Code Sample, a copy-pastable example if possible
import pandas as pd
import numpy as np
print "pd.__version__: %s" % pd.__version__
print "\n"
df = pd.DataFrame(np.arange(0, 3, 0.5), columns=["a"])
# copy the values of a columns
vals_copy = df.a.values
print "vals_copy max value before '-=' operation: %f" % vals_copy.max()
print "DataFrame Column max value before '-=' operation: %f " % df.a.max()
print "\n"
# '-=' opperation on the values copy
vals_copy -= vals_copy.max()
print "vals_copy max value after '-=' operation: %f" % vals_copy.max()

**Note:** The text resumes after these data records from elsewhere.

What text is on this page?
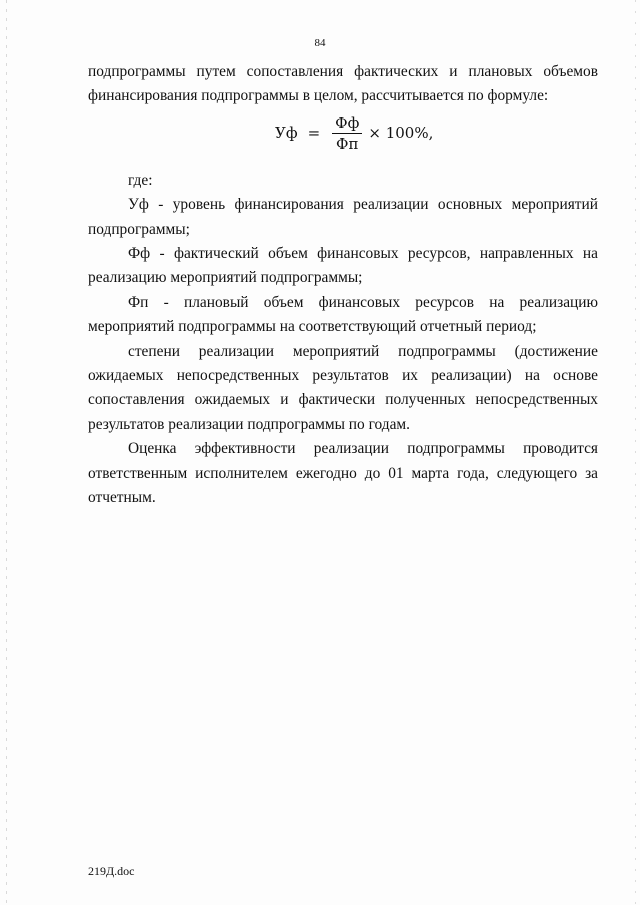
84

подпрограммы путем сопоставления фактических и плановых объемов финансирования подпрограммы в целом, рассчитывается по формуле:

Уф = $\frac{Фф}{Фп} \times 100\%$,

где:

Уф - уровень финансирования реализации основных мероприятий подпрограммы;

Фф - фактический объем финансовых ресурсов, направленных на реализацию мероприятий подпрограммы;

Фп - плановый объем финансовых ресурсов на реализацию мероприятий подпрограммы на соответствующий отчетный период;

степени реализации мероприятий подпрограммы (достижение ожидаемых непосредственных результатов их реализации) на основе сопоставления ожидаемых и фактически полученных непосредственных результатов реализации подпрограммы по годам.

Оценка эффективности реализации подпрограммы проводится ответственным исполнителем ежегодно до 01 марта года, следующего за отчетным.

219Д.doc
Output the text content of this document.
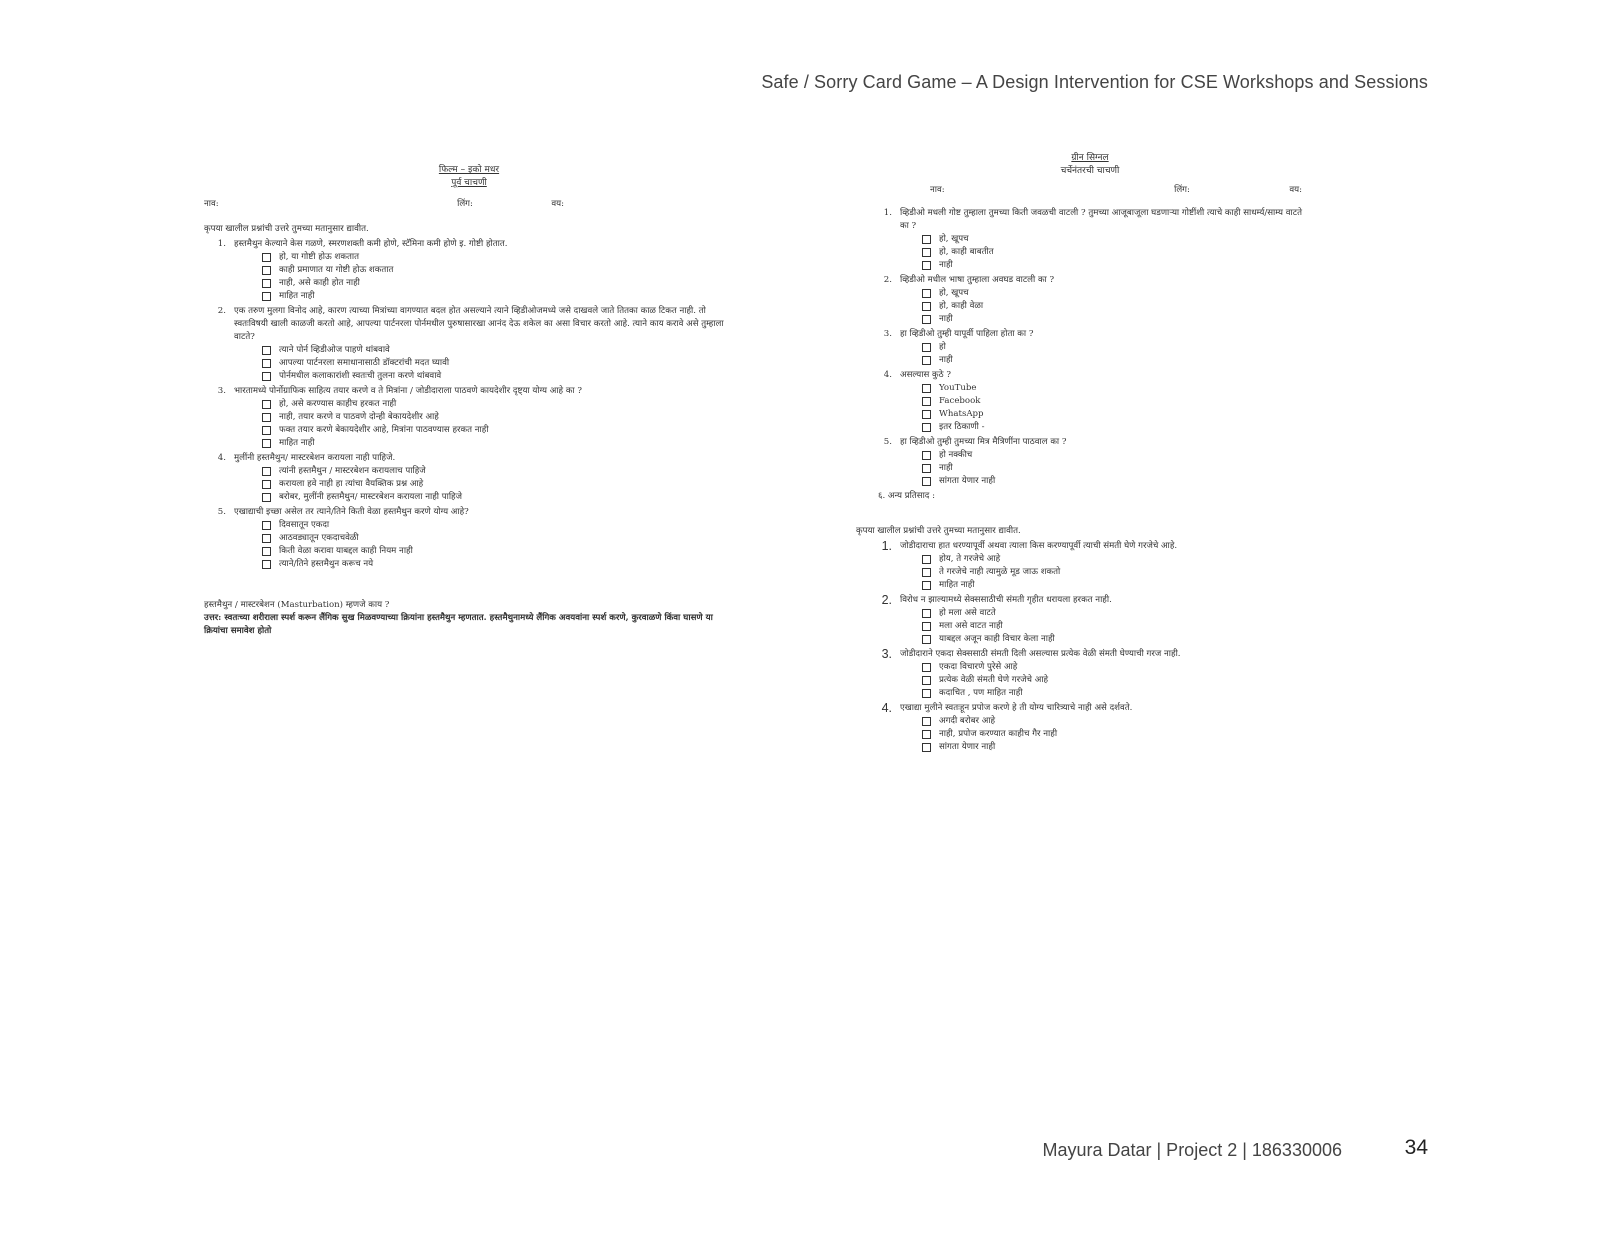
Safe / Sorry Card Game – A Design Intervention for CSE Workshops and Sessions
फिल्म – इको मधर
पूर्व चाचणी
नाव:	लिंग:	वय:
कृपया खालील प्रश्नांची उत्तरे तुमच्या मतानुसार द्यावीत.
1. हस्तमैथुन केल्याने केस गळणे, स्मरणशक्ती कमी होणे, स्टॅमिना कमी होणे इ. गोष्टी होतात.
हो, या गोष्टी होऊ शकतात
काही प्रमाणात या गोष्टी होऊ शकतात
नाही, असे काही होत नाही
माहित नाही
2. एक तरुण मुलगा विनोद आहे, कारण त्याच्या मित्रांच्या वागण्यात बदल होत असल्याने त्याने व्हिडीओजमध्ये जसे दाखवले जाते तितका काळ टिकत नाही. तो स्वतःविषयी खाली काळजी करतो आहे, आपल्या पार्टनरला पोर्नमधील पुरुषासारखा आनंद देऊ शकेल का असा विचार करतो आहे. त्याने काय करावे असे तुम्हाला वाटते?
त्याने पोर्न व्हिडीओज पाहणे थांबवावे
आपल्या पार्टनरला समाधानासाठी डॉक्टरांची मदत घ्यावी
पोर्नमधील कलाकारांशी स्वतःची तुलना करणे थांबवावे
3. भारतामध्ये पोर्नोग्राफिक साहित्य तयार करणे व ते मित्रांना / जोडीदाराला पाठवणे कायदेशीर दृष्ट्या योग्य आहे का ?
हो, असे करण्यास काहीच हरकत नाही
नाही, तयार करणे व पाठवणे दोन्ही बेकायदेशीर आहे
फक्त तयार करणे बेकायदेशीर आहे, मित्रांना पाठवण्यास हरकत नाही
माहित नाही
4. मुलींनी हस्तमैथुन/ मास्टरबेशन करायला नाही पाहिजे.
त्यांनी हस्तमैथुन / मास्टरबेशन करायलाच पाहिजे
करायला हवे नाही हा त्यांचा वैयक्तिक प्रश्न आहे
बरोबर, मुलींनी हस्तमैथुन/ मास्टरबेशन करायला नाही पाहिजे
5. एखाद्याची इच्छा असेल तर त्याने/तिने किती वेळा हस्तमैथुन करणे योग्य आहे?
दिवसातून एकदा
आठवड्यातून एकदाचवेळी
किती वेळा करावा याबद्दल काही नियम नाही
त्याने/तिने हस्तमैथुन करूच नये
हस्तमैथुन / मास्टरबेशन (Masturbation) म्हणजे काय ?
उत्तर: स्वतःच्या शरीराला स्पर्श करून लैंगिक सुख मिळवण्याच्या क्रियांना हस्तमैथुन म्हणतात. हस्तमैथुनामध्ये लैंगिक अवयवांना स्पर्श करणे, कुरवाळणे किंवा घासणे या क्रियांचा समावेश होतो
ग्रीन सिग्नल
चर्चेनंतरची चाचणी
नाव:	लिंग:	वय:
1. व्हिडीओ मधली गोष्ट तुम्हाला तुमच्या किती जवळची वाटली ? तुमच्या आजूबाजूला घडणाऱ्या गोष्टींशी त्याचे काही साधर्म्य/साम्य वाटते का ?
हो, खूपच
हो, काही बाबतीत
नाही
2. व्हिडीओ मधील भाषा तुम्हाला अवघड वाटली का ?
हो, खूपच
हो, काही वेळा
नाही
3. हा व्हिडीओ तुम्ही यापूर्वी पाहिला होता का ?
हो
नाही
4. असल्यास कुठे ?
YouTube
Facebook
WhatsApp
इतर ठिकाणी -
5. हा व्हिडीओ तुम्ही तुमच्या मित्र मैत्रिणींना पाठवाल का ?
हो नक्कीच
नाही
सांगता येणार नाही
६. अन्य प्रतिसाद :
कृपया खालील प्रश्नांची उत्तरे तुमच्या मतानुसार द्यावीत.
1. जोडीदाराचा हात धरण्यापूर्वी अथवा त्याला किस करण्यापूर्वी त्याची संमती घेणे गरजेचे आहे.
होय, ते गरजेचे आहे
ते गरजेचे नाही त्यामुळे मूड जाऊ शकतो
माहित नाही
2. विरोध न झाल्यामध्ये सेक्ससाठीची संमती गृहीत धरायला हरकत नाही.
हो मला असे वाटते
मला असे वाटत नाही
याबद्दल अजून काही विचार केला नाही
3. जोडीदाराने एकदा सेक्ससाठी संमती दिली असल्यास प्रत्येक वेळी संमती घेण्याची गरज नाही.
एकदा विचारणे पुरेसे आहे
प्रत्येक वेळी संमती घेणे गरजेचे आहे
कदाचित , पण माहित नाही
4. एखाद्या मुलीने स्वतःहून प्रपोज करणे हे ती योग्य चारित्र्याचे नाही असे दर्शवते.
अगदी बरोबर आहे
नाही, प्रपोज करण्यात काहीच गैर नाही
सांगता येणार नाही
Mayura Datar | Project 2 | 186330006	34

print "DataFrame Column max value after '-=' operation: %f" % df.a.max()
print "\n"
if vals_copy.max() == df.a.max():
print "This is a bug! The DataFrame column should not be effected."
"""
Output:
pd.__version__: 0.20.3
vals_copy max value before '-=' operation: 2.500000
DataFrame Column max value before '-=' operation: 2.500000
vals_copy max value after '-=' operation: 0.000000
DataFrame Column max value after '-=' operation: 0.000000
This is a bug! The DataFrame column should not be effected.
"""
Problem description
Changing the 'values' of a DataFrame columns should not effect the original DataFrame.
Expected Output
Output of pd.show_versions()
[paste the output of ``pd.show_versions()`` here below this line]
INSTALLED VERSIONS
------------------
commit: None
python: 2.7.13.final.0
python-bits: 64
OS: Linux
OS-release: 4.2.0-23-generic
machine: x86_64
processor: x86_64
byteorder: little
LC_ALL: en_US.UTF-8
LANG: en_US.UTF-8
LOCALE: en_US.UTF-8
pandas: 0.20.3
pytest: 2.8.1
pip: 9.0.1
setuptools: 35.0.2
Cython: 0.23.4
numpy: 1.12.1
scipy: 0.19.1
xarray: None
IPython: 4.0.1
sphinx: 1.3.1
patsy: 0.4.0
dateutil: 2.6.0
pytz: 2016.10
blosc: None
bottleneck: 1.0.0
tables: 3.2.2
numexpr: 2.6.2
feather: None
matplotlib: 1.5.0
openpyxl: 2.2.6
xlrd: 0.9.4
xlwt: 1.0.0
xlsxwriter: 0.7.7
lxml: 3.4.4
bs4: 4.4.1
html5lib: None
sqlalchemy: 1.0.9
pymysql: None
psycopg2: 2.6.1 (dt dec pq3 ext lo64)
jinja2: 2.8
s3fs: None
pandas_gbq: None
pandas_datareader: None
Comment From: jreback
copy the values of a columns vals_copy = df.a.values
this is not a copy at all, but just a reference to the original.
Comment From: jreback
pls read the doc-string of .values
, which just returns a numpy array of the Series, this is by-definition a view on the original data. For a DataFrame this may be a view, or a copy, depending on the dtypes. Relying on .values
to be a view/copy is not guaranteed.